Кутузов - страница 18
Каждому свое. Подполковник Анжели падал в обморок при одном виде крови. А он с двумя ротами легких войск, посланный Анжели на помощь, стоял несколько часов под непрерывной пальбой на реке Ларге, и даже тогда, когда рядом черепком чиненого ядра солдату снесло голову, Михаил Илларионович силою печальных обстоятельств и несправедливости был переведен в спокойный Крым. Анжели сам напросился уехать с главного театра военных действий туда, где не свистят пули. А Кутузов искал любой возможности выказать свое мужество – у села Цецоры, на Ларге и при Кагуле, под стенами Измаила. И наконец, при штурме лагеря у Алуштинской пристани…
– Месье, месье, взгляните! – посыпалась быстрая французская речь, послышался знакомый и даже как будто бы недовольный голос: – Да он еще жив! Невероятно!..
«Анжели – легок на помине…»
И в наступившем раннем крымском утре Кутузову померещилась на месте чернявой головы вздорного вертлявого французика, принципиально не желавшего выучиться русскому языку и знавшего одно лишь слово – «водка», голова другая, на тучном теле. Полное курносое лицо с надменно выпяченной пухлой нижней губой: всесильный главнокомандующий Молдавской армией граф Петр Александрович Румянцев[20].
2
Румянцев хохотал.
От сотрясающего все его большое, полное тело смеха сполз набок завитой парик и выступили крупные, как градины, слезы. Любимец графа капитан Замятин, державшийся с той развязностью, какая свойственна штабным офицерам, находящимся все время на виду у главного начальника, с беспокойством глядел на своего благодетеля: не будет ли ему вместо ожидаемой милости за проявленную заботу отставка с одновременным утверждением нового фаворита?..
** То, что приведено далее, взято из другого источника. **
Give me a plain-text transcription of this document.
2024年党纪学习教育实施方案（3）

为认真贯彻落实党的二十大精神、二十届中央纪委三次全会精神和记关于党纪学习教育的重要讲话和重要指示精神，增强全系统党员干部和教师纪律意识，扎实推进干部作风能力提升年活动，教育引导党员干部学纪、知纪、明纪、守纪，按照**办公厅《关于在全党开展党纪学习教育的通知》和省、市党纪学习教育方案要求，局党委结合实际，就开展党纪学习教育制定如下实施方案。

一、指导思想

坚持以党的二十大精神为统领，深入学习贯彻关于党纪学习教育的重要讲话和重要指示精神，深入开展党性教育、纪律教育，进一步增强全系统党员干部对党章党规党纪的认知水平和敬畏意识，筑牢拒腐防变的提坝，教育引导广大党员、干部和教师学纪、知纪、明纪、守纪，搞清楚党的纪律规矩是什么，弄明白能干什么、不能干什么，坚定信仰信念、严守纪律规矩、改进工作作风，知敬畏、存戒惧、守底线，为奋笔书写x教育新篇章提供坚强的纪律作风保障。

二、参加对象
– Нет, ей-ей, не могу! Уморил, батюшка, уморил! – постанывал Румянцев, утираясь огромным, словно простыня, платком. – А ну-ка, покажи еще. Как я хожу, как разговариваю, как морщусь. Валяй, валяй…
Подполковник Кутузов невозмутимо выходил на середину просторной горницы и, слегка надув худые щеки, начинал медленно и важно шествовать к креслу графа. Затем, остановившись, делал вид – «Пуф! Пуф!» – будто вынимает изо рта трубку. (Румянцев был великий охотник курить из глиняных трубок и сейчас сжимал пипку в пухлом кулаке.) И вот уже Михаил Илларионович начинал отдавать повеления, преувеличенно акая на московский манер и с нерусской четкостью выделяя каждый слог.
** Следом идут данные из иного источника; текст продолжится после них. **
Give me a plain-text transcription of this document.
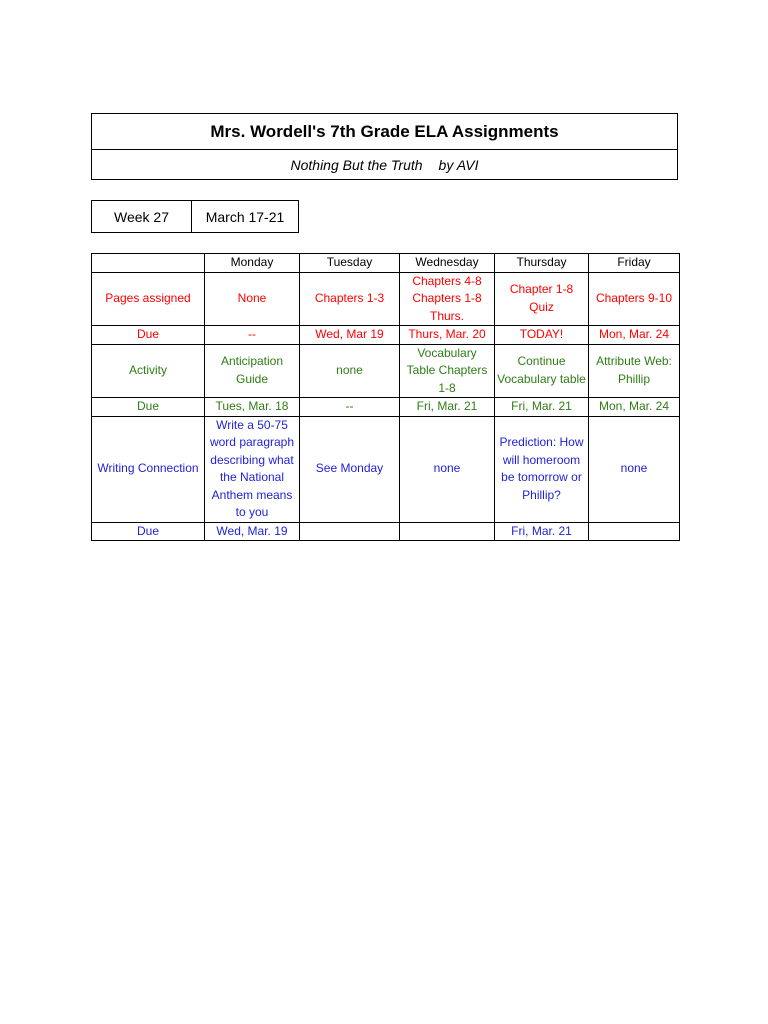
Mrs. Wordell's 7th Grade ELA Assignments
Nothing But the Truth by AVI
Week 27	March 17-21
	Monday	Tuesday	Wednesday	Thursday	Friday
Pages assigned	None	Chapters 1-3	Chapters 4-8 Chapters 1-8 Thurs.	Chapter 1-8 Quiz	Chapters 9-10
Due	--	Wed, Mar 19	Thurs, Mar. 20	TODAY!	Mon, Mar. 24
Activity	Anticipation Guide	none	Vocabulary Table Chapters 1-8	Continue Vocabulary table	Attribute Web: Phillip
Due	Tues, Mar. 18	--	Fri, Mar. 21	Fri, Mar. 21	Mon, Mar. 24
Writing Connection	Write a 50-75 word paragraph describing what the National Anthem means to you	See Monday	none	Prediction: How will homeroom be tomorrow or Phillip?	none
Due	Wed, Mar. 19			Fri, Mar. 21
«Да что же это деется? – в смятении рассуждал Замятин. – Я доложил его сиятельству, что подполковник Кутузов в компании офицеров дерзко передразнивал его, а граф аплодирует теперь насмешнику!» Хотя, может быть, Замятин побился крупно об заклад, что сделает это, и своего добился. Как-то за обеденным столом сказал, обращаясь к Румянцеву: «Давно тревожит меня мысль, ваше сиятельство, что в человеческом роду две противоположные крайности». «Какие же?» – поинтересовался граф. «Или дурак, или плут», – последовал заготовленный ответ. Главнокомандующий рассмеялся: «К какому же классу людей, мой батюшка, меня причисляешь?» «Конечно, ко второму!» – выпалил проказник. Румянцев оценил бойкость и остроту языка своего адъютанта, и тем дело кончилось…
– Похож! Ох как похож! – сквозь смех приговаривал между тем главнокомандующий.
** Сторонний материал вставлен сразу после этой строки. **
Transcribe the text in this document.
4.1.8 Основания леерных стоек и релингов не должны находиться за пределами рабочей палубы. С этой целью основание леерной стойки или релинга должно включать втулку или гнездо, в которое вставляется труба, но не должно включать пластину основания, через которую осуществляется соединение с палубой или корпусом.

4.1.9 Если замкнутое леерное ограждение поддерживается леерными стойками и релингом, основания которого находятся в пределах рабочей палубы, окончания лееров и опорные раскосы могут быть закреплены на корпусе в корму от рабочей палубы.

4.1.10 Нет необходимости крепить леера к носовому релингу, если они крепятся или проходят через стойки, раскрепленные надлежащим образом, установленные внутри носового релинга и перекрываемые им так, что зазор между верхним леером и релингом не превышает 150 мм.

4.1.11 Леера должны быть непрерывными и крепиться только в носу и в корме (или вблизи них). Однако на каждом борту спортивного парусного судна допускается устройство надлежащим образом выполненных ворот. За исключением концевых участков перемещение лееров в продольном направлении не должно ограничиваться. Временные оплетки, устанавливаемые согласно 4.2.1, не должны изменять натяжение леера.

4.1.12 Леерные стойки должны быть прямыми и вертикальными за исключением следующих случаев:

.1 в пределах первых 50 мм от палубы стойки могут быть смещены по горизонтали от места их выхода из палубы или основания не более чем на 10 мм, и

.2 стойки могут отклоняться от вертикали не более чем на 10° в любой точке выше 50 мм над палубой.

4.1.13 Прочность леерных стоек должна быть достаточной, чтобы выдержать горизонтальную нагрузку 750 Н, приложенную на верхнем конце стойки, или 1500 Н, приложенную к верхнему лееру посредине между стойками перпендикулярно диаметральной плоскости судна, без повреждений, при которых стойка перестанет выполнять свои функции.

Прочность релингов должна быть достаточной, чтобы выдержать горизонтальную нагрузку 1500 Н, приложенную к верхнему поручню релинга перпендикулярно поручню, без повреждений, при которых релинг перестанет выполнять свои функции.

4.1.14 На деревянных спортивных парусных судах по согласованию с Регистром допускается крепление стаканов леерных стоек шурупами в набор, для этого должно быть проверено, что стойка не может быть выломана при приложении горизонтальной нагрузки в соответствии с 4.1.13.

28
«Но есть же мера!» – возмущался Замятин, вспоминая непристойные подробности веселой офицерской пирушки после очередной виктории, одержанной над турками.
…Пили арак – водку, выгнанную из изюма. Молодые офицеры громко рассуждали о видах на войну, вспоминали эпизоды последней сечи. Но особенно шумел подполковник Анжели, перебивавший всех и каждого, хоть сам и не участвовал в деле. Он трещал по-французски:
– А я, господа, готов служить и Богу, и дьяволу. Кто больше заплатит. Я продаю, господа, не только свою шпагу, но и все то, что составляет мою живую требуху. Берите же! Кто даст больше? Что? Загробная жизнь? Душа? Грехи? Бога нет, господа, это доказал уже Вольтер…
– Хватит болтать! – крикнул ему премьер-майор – гигант с красным, заросшим шерстью лицом. – Замолчи, петрушка! Только занудил! Пусть Кутузов покажет свое искусство! Право, он любого актера на театре за пояс заткнет!..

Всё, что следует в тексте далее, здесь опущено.